Por seu turno, de acordo com a redacção do artigo 9.º, n.º 1, alíneas a) e b) daquele Decreto-lei, sob a epígrafe ”Omissões enganosas”, “Tendo em conta todas as suas características e circunstâncias e as limitações do meio de comunicação, é enganosa, e portanto conduz ou é susceptível de conduzir o consumidor a tomar uma decisão de transacção que não teria tomado de outro modo, a prática comercial: a) Que omite uma informação com requisitos substanciais para uma decisão negocial esclarecida do consumidor; b) Em que o profissional oculte ou apresente de modo pouco claro, ininteligível ou tardio a informação referida na alínea anterior” admitindo-se, contudo, a excepção prevista no n.º 2 do mesmo preceito legal:
“Quando o meio de comunicação utilizado para a prática comercial impuser limitações de espaço ou de tempo, essas limitações e quaisquer medidas tomadas pelo profissional para disponibilizar a informação aos consumidores por outros meios devem ser tomadas em conta para decidir se foi omitida informação” (negrito e sublinhado do JE).
Acresce que, foi entendido, quer pelo legislador português, quer pela União Europeia (cfr. Directivas 84/450/CEE e 97/55/CE) que, como norma de instrução em matérias de observância do princípio da veracidade, se devia instituir uma regra de direito probatório (cfr. actual n.º 3 do artigo 11.º) nos termos da qual se presumem como inexactos os dados referidos pelo anunciante na falta de apresentação de provas ou na insuficiência das mesmas, no que, aliás, o articulado dos artigos 5.º e 12.º do Código de Conduta do ICAP se encontra em consonância, pelo que impende sobre ULJM, o ónus da prova das alegações publicitárias em lide.

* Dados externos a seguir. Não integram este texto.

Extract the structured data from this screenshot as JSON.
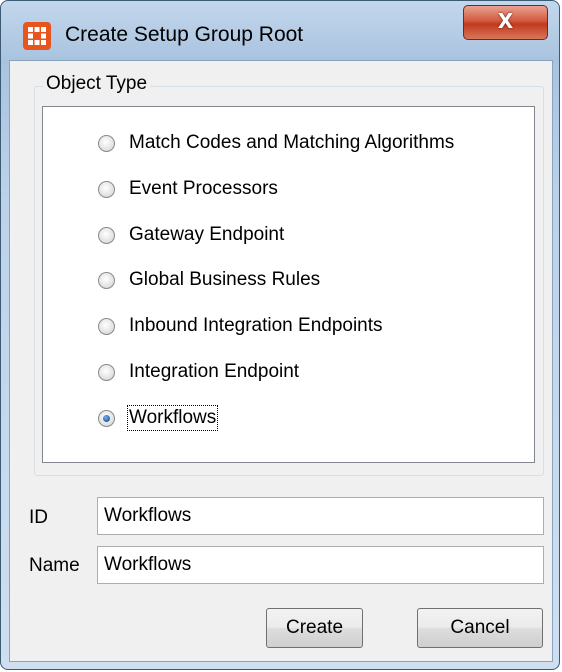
{
  "window": {
    "title": "Create Setup Group Root",
    "close_label": "X"
  },
  "icons": {
    "app": "app-grid-icon",
    "close": "close-icon"
  },
  "object_type": {
    "legend": "Object Type",
    "options": [
      {
        "label": "Match Codes and Matching Algorithms",
        "checked": false
      },
      {
        "label": "Event Processors",
        "checked": false
      },
      {
        "label": "Gateway Endpoint",
        "checked": false
      },
      {
        "label": "Global Business Rules",
        "checked": false
      },
      {
        "label": "Inbound Integration Endpoints",
        "checked": false
      },
      {
        "label": "Integration Endpoint",
        "checked": false
      },
      {
        "label": "Workflows",
        "checked": true
      }
    ]
  },
  "fields": {
    "id_label": "ID",
    "id_value": "Workflows",
    "name_label": "Name",
    "name_value": "Workflows"
  },
  "buttons": {
    "create": "Create",
    "cancel": "Cancel"
  },
  "colors": {
    "app_icon": "#e8541e",
    "close_button": "#c7432a",
    "selected_radio": "#1d5fa8"
  }
}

2.1. Da alegada prática de publicidade enganosa
2.1.1. Do disclaimer “Com leite dos Açores” contido na rotulagem
No que diz respeito à embalagem da Flora, cuja cor branca alega a Requerente ter sido deliberadamente escolhida com o intuito de gerar a convicção junto do consumidor médio de que aquela é uma manteiga (cfr. ponto 28 da queixa), cumpre ao Júri esclarecer que, mais uma vez (cfr. ponto 1.3. supra), tal é uma questão que extravasa a competência material do ICAP. De facto, em si mesma, a cor branca de uma embalagem não consubstancia uma alegação publicitária.
Colocado perante o articulado da petição e, concretamente, dos primeiros pontos de 3. a 10., conclui o JE que a FROMAGERIES considera a rotulagem da Flora como suporte publicitário e não, somente, como recipiente de género alimentício em sede do qual é obrigatória a aposição de informações obrigatórias ao consumidor, em matéria de natureza, composição, quantidade, prazo de validade, utilidade e forma de utilização, preço e demais características relevantes dos respectivos bens e serviços.
Ora, entende o Júri que tais informações ou disclaimers somente serão aptas, per se, a propiciar quaisquer juízos de valor promocionais junto do destinatário1 – e, logo, a serem consideradas comunicações comerciais, caso, cumulativamente:
– Possuam um destaque não obrigatório por lei e, para além dele, o que acontece in casu, com a menção aposta na rotulagem da Flora “Com Leite dos Açores” (cfr. Doc. 3);
– Não consubstanciando em si mesmas algo que não seja uma mera informação ao consumidor ou um disclaimer, “resvalem” para o conceito de publicidade, por via de uma associação verbal e, ou, visual com claims que lhes alterem o significado.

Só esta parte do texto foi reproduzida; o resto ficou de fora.